Artículo mortis

Mitos de vanguardia

Javier Duarte tendría que ser muy tonto o muy arrogante para asesinar a un fotógrafo que lo acusaba vocalmente de haberlo amenazado. No por eso descarto la posibilidad: estamos hablando del gobernador del estado donde más periodistas han sido impunemente ejecutados en México —más de 10 en su mandato—, uno que afirmó, mientras celebraba el día de la libertad de expresión, que si allí los periodistas terminaban muertos era porque estaban coludidos con el narco. Y no olvidemos cuando, a pesar del rastro de sangre dejado por Los Zetas, dijo que Veracruz era muy seguro, que cuando mucho se robaban allí uno que otro frutsi o pingüino.

No sorprende que Rubén Espinosa haya huido de Veracruz. Lo sorprendente es que haya buscado refugio en el DF; cuando menos, para quienes sabemos que la policía capitalina está coludida hasta el cogote con el crimen organizado; que el cobro de piso en mercados y bares es secreto a voces desde hace más de cinco años, aunque las ejecuciones en plena calle se hayan dado hasta hace relativamente poco, y que los servidores públicos de izquierda y de vanguardia no levantan un dedo sin moche de por medio. Botón de muestra es la carta de unos vecinos de la colonia Roma Norte pidiéndole a los ambulantes que de perdido les dejen suficiente espacio para abrir las puertas; ¿por qué no dirigieron su queja a las autoridades?
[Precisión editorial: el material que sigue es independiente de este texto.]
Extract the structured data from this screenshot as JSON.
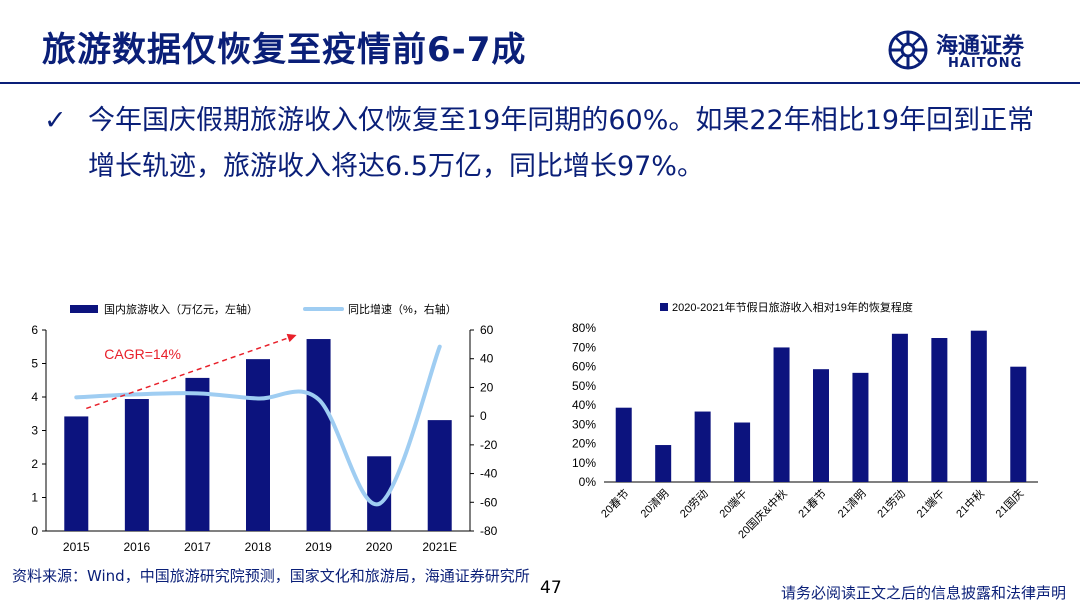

Porque la autoridad es de quien la paga, y los informales dejan bien, en efectivo y semanalmente, desde el poli de la cuadra hasta el delegado, y quizá más allá, mientras que los ciudadanos se limitan a pagar impuestos.
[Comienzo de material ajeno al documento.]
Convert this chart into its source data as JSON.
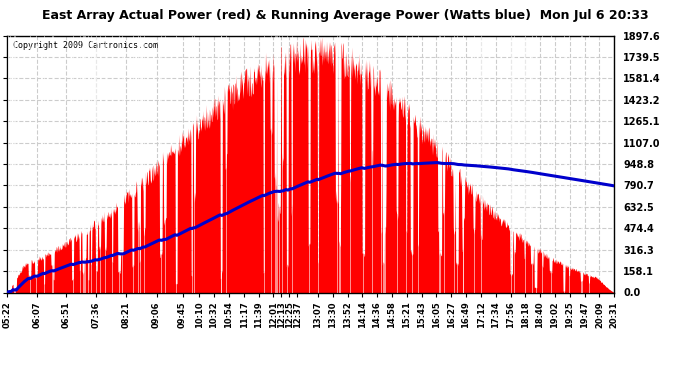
{
  "title": "East Array Actual Power (red) & Running Average Power (Watts blue)  Mon Jul 6 20:33",
  "copyright": "Copyright 2009 Cartronics.com",
  "y_ticks": [
    0.0,
    158.1,
    316.3,
    474.4,
    632.5,
    790.7,
    948.8,
    1107.0,
    1265.1,
    1423.2,
    1581.4,
    1739.5,
    1897.6
  ],
  "x_labels": [
    "05:22",
    "06:07",
    "06:51",
    "07:36",
    "08:21",
    "09:06",
    "09:45",
    "10:10",
    "10:32",
    "10:54",
    "11:17",
    "11:39",
    "12:01",
    "12:13",
    "12:25",
    "12:37",
    "13:07",
    "13:30",
    "13:52",
    "14:14",
    "14:36",
    "14:58",
    "15:21",
    "15:43",
    "16:05",
    "16:27",
    "16:49",
    "17:12",
    "17:34",
    "17:56",
    "18:18",
    "18:40",
    "19:02",
    "19:25",
    "19:47",
    "20:09",
    "20:31"
  ],
  "bg_color": "#ffffff",
  "plot_bg_color": "#ffffff",
  "grid_color": "#cccccc",
  "red_color": "#ff0000",
  "blue_color": "#0000cc",
  "title_bg_color": "#d0d0d0"
}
Por supuesto que la corrupción, la violencia y la impunidad no son exclusivas de la capital. Pero muchos de sus habitantes creen que su plumaje puede cruzar el pantano del desastre nacional sin mancharse, y pensar que el DF puede ser un refugio, un modelo progresista o la ciudad con los mejores alcaldes del mundo es parte del espejismo. Como lo es ignorar, y a veces hasta justificar, la irremediable descomposición urbana y cívica de su propia casa a manos de unos hampones políticamente correctos.

Nadie sabe, a estas alturas, quién mató a Espinosa y a las cuatro mujeres que lo acompañaban. Sí podemos saber, por el tiro de gracia y por los golpes y vejaciones que sufrieron antes de recibirlo, que aquello no fue un robo o un delito simple, sino un asesinato por encargo. Pensar que en el DF o en cualquier otro rincón de México se está a salvo de las consecuencias, grandes o pequeñas, de la ilegalidad institucionalmente enseñoreada en nuestro país, es ingenuo. Si todavía lo dudan, pregúntenle a los muertos del Heaven o a los del New’s Divine.